Djokovic has long argued he should not be forced to revel his vaccination status. It’s an argument being made by many around the world — most notably those opposed to becoming vaccinated.
But he can’t have it both ways. If Djokovic doesn’t want to have his personal information revealed, why trumpet exemption status on social media.
He may be able to goad opponents on the court but by revealing his exemption status to his almost 10 million Instagram followers, the world no.1 only made sure he drew the attention of the Home Affairs Minister.
When did Tennis Australia receive Djokovic’s exemption request and why did they accept it after the original deadline?
Tennis Australia’s now discredited fact sheet outlining medical exemptions to vaccination, says any application and supporting documentation needs to be received by Tennis Australia “urgently and no later than Friday 10 December 2021” to be reviewed by the independent panel.
Djokovic reportedly tested positive to Covid on December 16, almost a week after the deadline.
But was Tennis Australia so desperate to have the world no.1 compete at an event already without Roger Federer and with the recently Covid-stricken Rafael Nadal compete that he received special consideration?
Why did Tennis Australia ignore the advice in emails and letters from the Federal Government that recent Covid infection would not override the need to be fully vaccinated to enter the country?
Tennis Australia reportedly pleaded with the Department of Home Affairs to review paperwork of players before they boarded planes to Australia.

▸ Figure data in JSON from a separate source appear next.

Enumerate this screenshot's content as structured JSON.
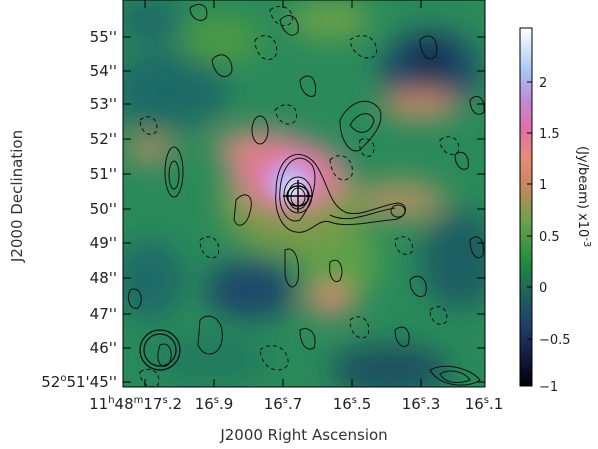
{
  "x_axis": {
    "title": "J2000 Right Ascension",
    "ticks": [
      {
        "h": "11",
        "m": "48",
        "s": "17",
        "frac": ".2"
      },
      {
        "s": "16",
        "frac": ".9"
      },
      {
        "s": "16",
        "frac": ".7"
      },
      {
        "s": "16",
        "frac": ".5"
      },
      {
        "s": "16",
        "frac": ".3"
      },
      {
        "s": "16",
        "frac": ".1"
      }
    ]
  },
  "y_axis": {
    "title": "J2000 Declination",
    "ticks": [
      "55''",
      "54''",
      "53''",
      "52''",
      "51''",
      "50''",
      "49''",
      "48''",
      "47''",
      "46''"
    ],
    "origin": {
      "deg": "52",
      "amin": "51",
      "asec": "45''"
    }
  },
  "colorbar": {
    "label": "(Jy/beam)  x10",
    "exponent": "-3",
    "ticks": [
      "2",
      "1.5",
      "1",
      "0.5",
      "0",
      "−0.5",
      "−1"
    ],
    "colormap": [
      "#000000",
      "#1f2a55",
      "#1e5a5e",
      "#1e8a3d",
      "#5aa34a",
      "#b28a5a",
      "#e89078",
      "#e070a8",
      "#b090e0",
      "#a0d8ff",
      "#ffffff"
    ]
  },
  "sup": {
    "h": "h",
    "m": "m",
    "s": "s",
    "deg": "o"
  }
}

While this would have avoided what has now become an ugly diplomatic incident headed to court, information provided by the Department of Health makes it clear that “people who contracted Covid-19 within the past six months and seek to enter Australia from overseas, and have not received two doses of a Therapeutic Goods Administration (TGA)-approved, or TGA-recognised vaccine (or one dose of the Johnson and Johnson COVID-19 vaccination), are not considered fully vaccinated”.
Instead, Tennis Australia emailed the Association of Tennis Professionals (ATP) an information sheet early last month informing them an exemption could be received after review in a two-step panel process if they could prove they had contracted the virus in the past six months.
This was after opposing advice from the Heath Department. Why?